Интервью

«Мне хотелось пообщаться с Богом по-дружески»

«Мне хотелось пообщаться с Богом по-дружески»

Прихожанка Анненкирхе Александра Рачина. Фото: Гульсияр Сайфуллина

Как в наши дни петербуржцы уходят от православия и становятся лютеранами — спросили об этом прихожанку и приходскую работницу Анненкирхе Александру Рачину.

— Я работаю в Анненкирхе, помогаю настоятелю организовывать мероприятия, курировать курс «Основы христианской веры» и другие направления деятельности церкви.

В подростковые годы я была атеисткой, в студенчестве скорее агностиком, особо не увлекалась религией и верой. Но когда полтора года назад я потеряла папу, религия стала для меня единственным вариантом того, как с этим справиться.

Я искала церковь, и православная меня не очень устроила своей строгостью. В ней меня не покидало ощущение, что я пришла на официальный прием к Богу, а меня такое не устраивало. Мне хотелось пообщаться с ним по-дружески.

В нашу церковь я попала буквально случайно — гуляла по городу, шла в этом районе и вспомнила, что есть Анненкирхе. До этого я в ней ни разу не была, хоть и давно хотела. Я решила узнать на сайте, работают ли они, и наткнулась на объявление о вводной лекции «Основ христианской веры». Тогда я поняла: это то, что я искала. Во-первых, для понимания веры, учитывая все свои проблемы в жизни, а во-вторых, потому что я искусствовед, и мне нужен был источник информации для лучшего понимания искусства. Так в прошлом январе я попала в церковь на курс ОХВ, а в июне прошла конфирмацию, стала прихожанкой, затем начала вести экскурсии, и в итоге теперь я работаю и здесь, и в Русском музее.

Для многих из нас конфирмация, когда проходит обряд посвящения в лютеранство, — это радостное событие. Но у меня остались о нём неприятные воспоминания. На конфирмацию могут прийти по желанию друзья и родственники конфирмирующегося, и они не обязательно должны быть верующими. Моя мама не пришла, она долго не принимала моего решения стать лютеранкой. И в тот день со мной была только одна моя подруга. И на конфирмации я переживала, что расстроится мама, обидится крёстная.

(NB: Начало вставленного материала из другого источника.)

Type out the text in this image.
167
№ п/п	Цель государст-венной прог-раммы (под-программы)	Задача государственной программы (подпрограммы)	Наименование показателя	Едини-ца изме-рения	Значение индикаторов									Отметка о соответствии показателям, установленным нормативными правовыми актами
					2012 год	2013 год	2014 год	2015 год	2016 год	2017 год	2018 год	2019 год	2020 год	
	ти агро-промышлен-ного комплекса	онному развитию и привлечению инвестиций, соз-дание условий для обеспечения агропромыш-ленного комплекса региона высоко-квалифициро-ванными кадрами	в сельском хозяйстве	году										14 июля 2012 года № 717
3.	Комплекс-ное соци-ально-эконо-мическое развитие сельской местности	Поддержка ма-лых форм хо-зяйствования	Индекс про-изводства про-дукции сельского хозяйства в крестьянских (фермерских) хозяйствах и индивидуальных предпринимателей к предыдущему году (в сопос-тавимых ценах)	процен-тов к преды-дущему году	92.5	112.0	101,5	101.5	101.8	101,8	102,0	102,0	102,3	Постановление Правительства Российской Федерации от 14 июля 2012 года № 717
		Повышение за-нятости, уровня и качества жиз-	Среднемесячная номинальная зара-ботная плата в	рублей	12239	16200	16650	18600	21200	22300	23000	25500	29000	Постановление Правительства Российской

Сейчас для меня ценно общение с теми, кто приходит к нам в церковь. Например, на экскурсии вступаешь в диалог с людьми, и слышишь признания: «Раньше я считал, что всё это фигня, а теперь я подумал: «А что если Бог действительно есть?»» или «Спасибо, что рассказали, что верующие люди не какие-то зашуганные ребята, которые сидят по своим церквям и молятся 24 на 7».

Александра работает одновременно и в Русском музее, и в Анненкирхе. Фото: Гульсияр Сайфуллина

Александра работает одновременно и в Русском музее, и в Анненкирхе. Фото: Гульсияр Сайфуллина

Для меня самой церковь — это место комфорта, и само здание, и община, люди, которые в ней состоят. У нас, конечно, нет концепции, что Бог только в церкви, поэтому я могу помолиться и дома. Но из-за того, что это какое-то близкое для меня место, оно по-особенному ощущается. Кроме того, у меня фигура Бога как-то сравнивается немного с фигурой отца, потому что я его потеряла. Когда во время молитвы мы говорим: «Наш небесный отец», — для меня это одно из лучших обращений.

Мне близка православная культура, русское искусство, свечи. Но только с точки зрения эстетики, а не духовно. Я могу зайти в православную церковь из интереса, но там я себя не почувствую так же близко с Богом, как это бывает в лютеранских церквях. Даже то, что в православии иконостасы огораживают алтарь, буквально создавая физическую границу [с Богом].

Мне же нравится момент прямого общения с Богом, в котором мне не приходится целовать кому-то руки.

И для многих становится культурным шоком узнать, что церковь может быть вполне себе свободной, говорить на современном языке и жить в ритме города, подстраиваться под него. И в этом нет ничего плохого, иначе мы просто останемся в прошлом, и никого в храме не будет.